Plastics recycler gets new leader, eyes expansion
By Erik Siemers, Business Journal Staff Writer
Business Journal Staff Writer
In 1994, Nicole Janssen was working at The Gap, stalled in her quest to advance her career and help the environment.
Sixteen years later, Janssen is assuming the presidency of Portland’s Denton Plastics, the company founded by her father, Dennis Denton, in 1983.
Denton, who grew the company into one of the Northwest’s largest plastics recyclers, will remain as owner and board chairman. The 35-employee company declined to disclose specific sales figures, but said annual revenue falls between $12 million and $30 million.
“We’ve been discussing it for years,” Denton, 63, said of the transition. “It’s a natural for me to transition out, remain as chairman, and have the youth movement take over.”
Yet in the world of family business, having the next generation take over is far from a certainty.
Fewer than half make the transition from first generation to the second, and the numbers get slimmer after that: 12 percent of companies transfer to the third generation and just 3 percent into the fourth, said Robin Klemm, director of the Austin Family Business Program at Oregon State University.
“Succession is not, ‘one day I decide this and then it’s yours,’” Klemm said. “It’s a process we look at as taking five to 15 years and truly, the grooming starts at the kitchen table.”
Janssen has been with Denton Plastics for 16 years, most recently as vice president.
But it was never her goal, not even at age 24, when she was a manager at The Gap’s Portland-area stores with no apparent way up the career ladder.
“I was someone that wanted to keep moving up, but I was definitely passionate about the environment,” she said. “I just never thought about working for my dad.”
A subsequent conversation with her uncle made Janssen realize she could help her career and the environment from within her father’s company.
Plastics recycling, Janssen said, was sustainable before it was in vogue. The basis of the profession is taking a complicated element of the waste stream and making it reusable.
Much like Schnitzer Steel Industries Inc. is to steel, Denton is to plastic: It acquires waste plastic on the market, grinds it down and pushes it through an extruder to make tiny pellets that plastics manufacturers buy to mold into new products.
“This is our plastic gold,” Janssen said, a handful of freshly extruded black pellets running through her fingers.
Part of Janssen’s immediate mission is to promote the company’s agenda as a sustainable resource for regional businesses.
Only a quarter of the plastic acquired by Denton can’t be processed locally and is shipped to overseas markets, a figure Janssen said is far lower than most competitors.
One of the biggest challenges for plastics recyclers is the procurement of waste plastics.
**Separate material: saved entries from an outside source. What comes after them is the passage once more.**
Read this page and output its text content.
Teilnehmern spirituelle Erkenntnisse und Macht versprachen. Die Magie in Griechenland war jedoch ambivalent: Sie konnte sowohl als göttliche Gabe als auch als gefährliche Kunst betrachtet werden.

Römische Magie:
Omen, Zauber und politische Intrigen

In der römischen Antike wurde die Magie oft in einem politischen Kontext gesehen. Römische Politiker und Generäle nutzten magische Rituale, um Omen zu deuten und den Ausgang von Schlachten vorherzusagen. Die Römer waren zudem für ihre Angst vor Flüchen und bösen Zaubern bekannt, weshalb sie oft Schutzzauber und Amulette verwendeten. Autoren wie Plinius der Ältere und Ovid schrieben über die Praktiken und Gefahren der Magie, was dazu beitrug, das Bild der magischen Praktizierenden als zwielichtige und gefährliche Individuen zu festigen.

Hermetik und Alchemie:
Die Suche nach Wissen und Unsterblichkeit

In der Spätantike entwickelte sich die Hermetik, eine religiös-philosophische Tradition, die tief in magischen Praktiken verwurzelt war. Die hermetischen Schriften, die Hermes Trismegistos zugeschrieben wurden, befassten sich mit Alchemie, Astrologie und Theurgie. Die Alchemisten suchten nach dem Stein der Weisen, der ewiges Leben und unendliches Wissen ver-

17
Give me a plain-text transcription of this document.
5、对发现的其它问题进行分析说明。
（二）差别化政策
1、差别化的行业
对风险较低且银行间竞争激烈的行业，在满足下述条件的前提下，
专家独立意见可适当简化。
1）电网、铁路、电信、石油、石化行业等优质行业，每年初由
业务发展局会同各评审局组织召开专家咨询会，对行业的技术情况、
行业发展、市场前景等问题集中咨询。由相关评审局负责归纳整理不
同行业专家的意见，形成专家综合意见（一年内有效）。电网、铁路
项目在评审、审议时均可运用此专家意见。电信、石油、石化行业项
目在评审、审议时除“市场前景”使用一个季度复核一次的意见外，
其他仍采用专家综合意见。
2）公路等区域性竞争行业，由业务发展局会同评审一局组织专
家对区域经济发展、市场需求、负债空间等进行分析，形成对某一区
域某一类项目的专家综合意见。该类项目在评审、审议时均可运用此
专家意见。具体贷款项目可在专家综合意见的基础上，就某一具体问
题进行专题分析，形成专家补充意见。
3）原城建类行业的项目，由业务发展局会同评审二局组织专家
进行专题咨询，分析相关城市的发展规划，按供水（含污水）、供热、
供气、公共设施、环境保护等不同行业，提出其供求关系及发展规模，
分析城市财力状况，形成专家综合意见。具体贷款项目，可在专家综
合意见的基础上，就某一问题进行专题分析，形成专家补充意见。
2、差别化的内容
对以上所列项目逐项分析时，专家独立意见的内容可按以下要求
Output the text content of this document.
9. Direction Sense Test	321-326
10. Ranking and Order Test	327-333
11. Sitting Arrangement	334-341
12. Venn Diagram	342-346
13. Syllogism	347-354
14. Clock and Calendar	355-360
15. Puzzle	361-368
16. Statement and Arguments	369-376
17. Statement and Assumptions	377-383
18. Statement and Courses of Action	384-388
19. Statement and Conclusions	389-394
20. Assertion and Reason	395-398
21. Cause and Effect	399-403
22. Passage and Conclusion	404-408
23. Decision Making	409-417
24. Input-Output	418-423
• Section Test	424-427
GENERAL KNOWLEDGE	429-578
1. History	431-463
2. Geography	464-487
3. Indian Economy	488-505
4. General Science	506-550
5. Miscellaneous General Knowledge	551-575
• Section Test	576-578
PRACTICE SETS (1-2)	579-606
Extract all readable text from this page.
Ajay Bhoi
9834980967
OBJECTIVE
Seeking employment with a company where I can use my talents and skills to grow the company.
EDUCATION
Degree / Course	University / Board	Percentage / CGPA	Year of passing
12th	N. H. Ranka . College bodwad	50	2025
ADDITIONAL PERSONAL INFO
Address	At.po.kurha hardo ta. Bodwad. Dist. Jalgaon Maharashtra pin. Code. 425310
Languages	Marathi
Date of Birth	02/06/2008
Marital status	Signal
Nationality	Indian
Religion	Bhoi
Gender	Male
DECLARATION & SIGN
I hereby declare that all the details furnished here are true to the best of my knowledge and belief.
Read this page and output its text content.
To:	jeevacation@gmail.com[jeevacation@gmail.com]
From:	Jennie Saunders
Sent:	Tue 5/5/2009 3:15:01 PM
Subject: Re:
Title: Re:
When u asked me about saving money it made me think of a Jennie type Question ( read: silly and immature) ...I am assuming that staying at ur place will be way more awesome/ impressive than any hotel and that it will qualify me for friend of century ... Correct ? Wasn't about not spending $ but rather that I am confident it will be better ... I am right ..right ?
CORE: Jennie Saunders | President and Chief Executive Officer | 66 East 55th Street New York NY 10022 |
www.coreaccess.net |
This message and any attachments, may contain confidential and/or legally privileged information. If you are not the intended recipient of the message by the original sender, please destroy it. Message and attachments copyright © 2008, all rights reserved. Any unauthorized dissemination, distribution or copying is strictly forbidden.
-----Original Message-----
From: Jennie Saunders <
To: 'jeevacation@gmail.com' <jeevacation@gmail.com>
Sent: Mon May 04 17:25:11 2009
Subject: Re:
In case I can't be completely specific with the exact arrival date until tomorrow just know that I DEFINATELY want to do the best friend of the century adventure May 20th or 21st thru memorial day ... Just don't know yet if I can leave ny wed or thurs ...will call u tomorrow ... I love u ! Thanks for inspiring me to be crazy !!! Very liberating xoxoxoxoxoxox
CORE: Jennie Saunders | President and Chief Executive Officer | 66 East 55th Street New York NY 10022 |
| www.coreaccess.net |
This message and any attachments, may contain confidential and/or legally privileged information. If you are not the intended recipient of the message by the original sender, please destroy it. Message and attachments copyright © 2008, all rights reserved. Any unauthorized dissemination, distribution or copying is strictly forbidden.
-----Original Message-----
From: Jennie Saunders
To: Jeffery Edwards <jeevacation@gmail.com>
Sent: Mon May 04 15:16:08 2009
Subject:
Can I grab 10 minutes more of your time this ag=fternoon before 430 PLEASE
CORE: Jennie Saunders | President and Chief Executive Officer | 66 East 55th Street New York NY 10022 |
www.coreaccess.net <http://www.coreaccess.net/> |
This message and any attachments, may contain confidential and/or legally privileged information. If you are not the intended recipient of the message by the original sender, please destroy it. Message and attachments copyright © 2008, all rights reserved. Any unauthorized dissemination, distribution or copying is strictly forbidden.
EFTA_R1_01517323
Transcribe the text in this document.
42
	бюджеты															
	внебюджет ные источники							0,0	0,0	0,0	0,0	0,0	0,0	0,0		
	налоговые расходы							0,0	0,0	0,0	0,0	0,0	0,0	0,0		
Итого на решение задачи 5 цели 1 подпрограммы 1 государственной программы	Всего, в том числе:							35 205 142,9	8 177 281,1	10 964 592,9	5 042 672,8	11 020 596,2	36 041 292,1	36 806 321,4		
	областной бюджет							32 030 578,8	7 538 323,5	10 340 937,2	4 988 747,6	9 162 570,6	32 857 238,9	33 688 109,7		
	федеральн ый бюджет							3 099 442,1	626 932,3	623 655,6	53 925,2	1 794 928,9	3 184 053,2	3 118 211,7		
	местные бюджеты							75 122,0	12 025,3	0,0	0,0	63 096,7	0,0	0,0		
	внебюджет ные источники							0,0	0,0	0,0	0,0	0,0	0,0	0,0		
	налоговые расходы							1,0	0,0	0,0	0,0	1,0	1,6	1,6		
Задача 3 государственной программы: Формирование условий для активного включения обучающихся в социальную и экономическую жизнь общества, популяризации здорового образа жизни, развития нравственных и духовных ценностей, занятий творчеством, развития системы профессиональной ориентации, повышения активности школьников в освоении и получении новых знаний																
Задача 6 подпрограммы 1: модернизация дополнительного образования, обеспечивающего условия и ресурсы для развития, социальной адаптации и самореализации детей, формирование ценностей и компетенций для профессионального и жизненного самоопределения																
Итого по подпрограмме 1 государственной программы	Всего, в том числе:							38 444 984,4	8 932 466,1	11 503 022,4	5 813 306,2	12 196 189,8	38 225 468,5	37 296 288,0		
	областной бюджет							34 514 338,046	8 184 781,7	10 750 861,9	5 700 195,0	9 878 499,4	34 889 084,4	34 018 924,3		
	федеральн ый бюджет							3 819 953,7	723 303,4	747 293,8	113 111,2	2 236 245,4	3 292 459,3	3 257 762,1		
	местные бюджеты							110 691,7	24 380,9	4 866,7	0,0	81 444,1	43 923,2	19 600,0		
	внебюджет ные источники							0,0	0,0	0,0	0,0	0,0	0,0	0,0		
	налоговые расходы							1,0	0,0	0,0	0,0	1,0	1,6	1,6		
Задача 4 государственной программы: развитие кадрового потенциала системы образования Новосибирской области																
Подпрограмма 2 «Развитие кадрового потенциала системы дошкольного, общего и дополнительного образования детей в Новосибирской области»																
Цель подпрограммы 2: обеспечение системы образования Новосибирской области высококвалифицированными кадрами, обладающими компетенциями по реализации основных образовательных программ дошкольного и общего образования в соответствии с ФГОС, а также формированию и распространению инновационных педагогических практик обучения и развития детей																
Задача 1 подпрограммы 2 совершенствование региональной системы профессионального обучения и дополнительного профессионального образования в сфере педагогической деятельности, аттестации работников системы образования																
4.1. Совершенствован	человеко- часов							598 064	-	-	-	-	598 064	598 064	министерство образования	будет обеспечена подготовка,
It’s particularly challenging in the Western U.S., which isn’t known as a hotbed of injection molders or other plastics-related industries with an abundance of available waste, said Don Loepp, managing editor of Plastics News, a trade publication based in Akron, Ohio.
“The biggest problem for the West Coast people is getting the material, because their first inclination is to sell it to a broker and ship it to China,” Loepp said.
Denton ranked No. 61 in a Plastic News ranking of the top plastics recyclers by volume published last May, with 36 million tons of plastic recycled.
Revenue this year is expected to grow 10 percent, and that’s before accounting for a capacity expansion from a new machine.
The new machine, expected to come online in the third quarter, will be far more energy efficient and produce nearly 50 percent more than the company’s existing machine, which produced a million pounds of recycled plastic pellets per month.
More expansion is on the way, though Janssen is reticent to give a timeline.
Denton, which moved into its 40,000-square-foot headquarters and processing plant in Northeast Portland four years ago, owns two acres of adjacent vacant land. Janssen’s hope is to acquire new technology that would allow the company to process the 25 percent of plastics it sends overseas.
“A vision of mine is to build next door and grow more jobs,” she said.